A Moment for Mindful Governance
by Patricia Andrade, SVPGT Board Vice-chair and Governance committee chair
At SVPGT’s most recent board meeting, we dealt with some important agenda items, but then took time to further our own growth as individual board members and collectively as a governing body.
When we sent out our board meeting packet last week, we included an opinion piece from an issue of The Chronicle of Philanthropy published last summer. It was meant to stimulate discussion about governance practices, with the goal of elevating our own performance as a board. The piece, “Damage Done by a Culture of Deference: Leadership Lessons from the Penn State Tragedy,” written by a foundation executive, summarized the key points that boards could learn from the recent Penn State University debacle. Most importantly, the author argued, the board’s habits, processes, and systems – taken together, its culture – had inadvertently contributed to its failure to discharge its responsibilities. As boards, however, it’s not enough to claim that our failings were inadvertent. We must actively take steps to learn about good governance, to be aware of our board’s strengths and weaknesses, and then to build on our strengths and to mitigate our weaknesses in an intentional way.

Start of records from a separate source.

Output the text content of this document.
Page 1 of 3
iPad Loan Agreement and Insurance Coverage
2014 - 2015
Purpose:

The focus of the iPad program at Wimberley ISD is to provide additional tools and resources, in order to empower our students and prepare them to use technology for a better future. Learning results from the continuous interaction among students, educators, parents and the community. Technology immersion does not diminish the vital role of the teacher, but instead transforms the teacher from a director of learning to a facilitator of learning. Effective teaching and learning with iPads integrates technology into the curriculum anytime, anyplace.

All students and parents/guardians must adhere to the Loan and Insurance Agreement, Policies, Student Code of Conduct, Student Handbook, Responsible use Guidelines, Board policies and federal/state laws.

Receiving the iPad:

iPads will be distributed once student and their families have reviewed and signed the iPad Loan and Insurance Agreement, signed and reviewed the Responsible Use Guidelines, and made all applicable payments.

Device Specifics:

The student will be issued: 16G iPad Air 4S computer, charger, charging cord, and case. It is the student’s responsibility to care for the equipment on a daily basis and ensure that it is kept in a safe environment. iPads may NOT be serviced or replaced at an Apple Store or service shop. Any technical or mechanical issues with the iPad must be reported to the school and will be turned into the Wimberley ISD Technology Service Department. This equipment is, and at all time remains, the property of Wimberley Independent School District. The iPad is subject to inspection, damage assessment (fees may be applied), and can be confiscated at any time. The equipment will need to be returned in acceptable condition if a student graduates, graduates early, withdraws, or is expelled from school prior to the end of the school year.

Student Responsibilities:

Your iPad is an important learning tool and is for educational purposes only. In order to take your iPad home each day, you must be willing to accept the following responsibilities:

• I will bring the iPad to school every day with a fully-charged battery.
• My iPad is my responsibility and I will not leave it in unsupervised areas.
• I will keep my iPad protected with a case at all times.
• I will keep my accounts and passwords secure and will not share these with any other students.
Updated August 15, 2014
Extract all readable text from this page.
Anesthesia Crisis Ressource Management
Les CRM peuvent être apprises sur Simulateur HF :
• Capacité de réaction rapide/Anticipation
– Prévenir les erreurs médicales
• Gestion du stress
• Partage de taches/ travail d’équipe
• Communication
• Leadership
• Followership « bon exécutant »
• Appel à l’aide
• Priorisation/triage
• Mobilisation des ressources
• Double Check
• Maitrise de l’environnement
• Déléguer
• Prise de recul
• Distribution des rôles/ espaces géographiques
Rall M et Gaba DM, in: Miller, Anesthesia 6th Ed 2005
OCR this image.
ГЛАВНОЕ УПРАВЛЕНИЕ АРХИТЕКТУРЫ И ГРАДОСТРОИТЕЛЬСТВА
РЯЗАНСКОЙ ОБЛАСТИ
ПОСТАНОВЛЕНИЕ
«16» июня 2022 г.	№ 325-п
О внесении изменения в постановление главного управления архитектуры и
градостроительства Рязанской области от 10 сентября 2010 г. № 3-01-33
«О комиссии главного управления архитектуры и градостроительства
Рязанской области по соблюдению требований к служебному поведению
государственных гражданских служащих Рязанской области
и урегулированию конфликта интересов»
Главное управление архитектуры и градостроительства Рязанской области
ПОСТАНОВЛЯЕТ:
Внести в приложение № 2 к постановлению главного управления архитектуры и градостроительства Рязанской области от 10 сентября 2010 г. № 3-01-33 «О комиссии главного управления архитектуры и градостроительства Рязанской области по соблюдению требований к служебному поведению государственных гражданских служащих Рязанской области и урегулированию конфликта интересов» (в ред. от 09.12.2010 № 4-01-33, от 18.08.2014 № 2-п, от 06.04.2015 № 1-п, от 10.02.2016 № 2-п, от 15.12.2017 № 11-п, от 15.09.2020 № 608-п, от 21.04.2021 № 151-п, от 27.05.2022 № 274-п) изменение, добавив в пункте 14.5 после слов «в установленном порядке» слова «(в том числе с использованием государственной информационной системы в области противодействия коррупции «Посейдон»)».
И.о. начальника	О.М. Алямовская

Our conversation, while limited to 20 minutes, was thoughtful and wide-ranging. It was less about the Penn State case than it was about considering the formal and informal ways that SVPGT creates a culture of strong board leadership representing diverse perspectives. Ideas discussed ranged from ensuring that the Board/Executive Director partnership is open and appropriately balanced, to taking personal responsibility for being knowledgeable about all aspects of our fiduciary requirements (including the inner workings of our financial reporting). We decided that we will revisit our current board structure, in which our committee chairs are automatically board members, to see if it supports our desire to maximize opportunities for Partners to meaningfully participate in the leadership of the partnership.
Board meetings are usually jam-packed with important operational reports and strategic updates. These are the “bread and butter” of our work. But it’s essential to step back, regularly and purposefully, to assess (and challenge) our assumptions and practices. Much like we have to change up our workout routines periodically to move beyond our current fitness levels, it’s important for board members to invest time in learning how to be more effective leaders. I’m proud that our board is committed to its ongoing development.